Secondo i dati messi in fila dal rapporto “Il caso Italia” dell’Osservatorio Waste watcher international, elaborati con la consueta direzione scientifica di Andrea Segrè – che all’Università di Bologna insegna sia Economia circolare e politiche per lo sviluppo sostenibile, sia Economia e sviluppo del settore agroalimentare – lo spreco di cibo nel nostro Paese vale 13.155.161.999 euro l’anno.

Un dato vertiginoso, che include lo spreco a livello domestico (7,445 miliardi di euro), quello nella distribuzione (3,996 mld di euro), oltre al ben più contenuto spreco in campo e nell’industria.

Ciò significa che nel 2024 lo spreco alimentare costa circa 290 euro annui a famiglia, o 126 euro procapite, ma oltre allo spreco di denaro c’è quello di natura. Dai 75 gr buttati procapite nel 2023 si passa in questo inizio 2024 a quasi 81 gr di cibo gettato giornalmente nelle nostre case, pari a 566,3 grammi settimanali.

Tutto questo mentre l’effetto inflazione comporta scelte eloquenti e l’acquisizione di nuove abitudini alimentari. Un consumatore su due (49%) dichiara di potenziare l’acquisto del cibo online e 4 consumatori su 10 (39%) fanno la spesa cercando solo i prodotti alimentari in promozione.

Dal punto di vista socioeconomico, il ceto che si autodefinisce “popolare” (“mi sento povero e fatico ad arrivare alla fine del mese”) e che in Italia conta oltre 5,7 milioni di persone (oltre il 10% della popolazione, dati Istat) presenta un allarmante aumento del 280% di insicurezza alimentare rispetto alla media italiana.

«Se in un primo momento – spiega Segrè – l’effetto inflazione ha portato a misurare con decisione gli sprechi, prolungata nel tempo ha costretto i cittadini all’adozione di nuove abitudini ‘low cost’ per fronteggiare la crisi. Scegliere cibo scadente, meno salutare e spesso di facile deterioramento non comporta solo un aumento del cibo sprecato in pattumiera, ma anche un peggioramento nella propria dieta e nella sicurezza alimentare. Se la salute nasce a tavola, dal cibo scadente deriva l’aggravio dei costi sociali e ambientali. In definitiva: da poveri mangiamo e stiamo peggio, e sprechiamo persino di più. E questo circolo vizioso si riverbera sull’ambiente».

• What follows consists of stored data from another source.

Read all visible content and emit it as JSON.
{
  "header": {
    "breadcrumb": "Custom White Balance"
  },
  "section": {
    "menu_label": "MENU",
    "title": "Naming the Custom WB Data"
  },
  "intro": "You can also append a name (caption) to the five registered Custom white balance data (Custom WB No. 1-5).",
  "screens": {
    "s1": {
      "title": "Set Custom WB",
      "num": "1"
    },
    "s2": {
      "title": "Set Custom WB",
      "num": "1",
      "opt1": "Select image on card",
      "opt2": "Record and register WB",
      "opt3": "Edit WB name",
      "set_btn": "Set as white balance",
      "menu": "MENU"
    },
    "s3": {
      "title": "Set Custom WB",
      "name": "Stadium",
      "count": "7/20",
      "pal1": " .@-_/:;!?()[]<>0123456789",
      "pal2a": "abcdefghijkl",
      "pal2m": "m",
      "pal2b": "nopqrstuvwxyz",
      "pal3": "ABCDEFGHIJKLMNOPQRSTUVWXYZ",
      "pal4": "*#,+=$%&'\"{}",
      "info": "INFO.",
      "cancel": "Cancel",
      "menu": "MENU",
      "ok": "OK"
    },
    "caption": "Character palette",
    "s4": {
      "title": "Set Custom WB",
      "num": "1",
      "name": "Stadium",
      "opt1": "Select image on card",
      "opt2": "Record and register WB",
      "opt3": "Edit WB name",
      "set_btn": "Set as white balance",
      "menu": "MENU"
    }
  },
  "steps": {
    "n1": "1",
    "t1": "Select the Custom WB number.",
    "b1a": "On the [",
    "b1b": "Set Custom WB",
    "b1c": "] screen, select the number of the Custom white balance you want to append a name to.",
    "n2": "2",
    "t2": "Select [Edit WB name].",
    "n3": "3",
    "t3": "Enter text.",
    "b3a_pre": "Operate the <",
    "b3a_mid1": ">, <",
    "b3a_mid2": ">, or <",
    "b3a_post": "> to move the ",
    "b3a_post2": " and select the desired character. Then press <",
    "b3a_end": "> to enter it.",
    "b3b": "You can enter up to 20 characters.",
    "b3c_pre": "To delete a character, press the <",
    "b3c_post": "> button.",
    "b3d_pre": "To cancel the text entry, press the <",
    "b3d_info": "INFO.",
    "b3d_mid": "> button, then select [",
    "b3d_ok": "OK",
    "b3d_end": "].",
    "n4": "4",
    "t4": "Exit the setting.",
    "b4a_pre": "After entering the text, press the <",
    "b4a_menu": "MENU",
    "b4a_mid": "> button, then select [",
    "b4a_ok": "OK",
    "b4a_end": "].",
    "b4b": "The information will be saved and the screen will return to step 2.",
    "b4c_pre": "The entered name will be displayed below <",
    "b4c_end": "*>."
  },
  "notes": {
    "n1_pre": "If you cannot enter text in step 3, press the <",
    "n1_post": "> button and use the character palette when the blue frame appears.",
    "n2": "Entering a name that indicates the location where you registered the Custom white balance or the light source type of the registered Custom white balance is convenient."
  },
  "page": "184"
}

Che fare? «Se vogliamo davvero fare la differenza – argomenta Segrè – l’azione deve essere sinergica: ciascuno nel suo quotidiano, ma servono anche e soprattutto politiche pubbliche mirate a mitigare gli impatti dell’inflazione sulla sicurezza alimentare, con un focus particolare sulla tutela dei ceti sociali più vulnerabili».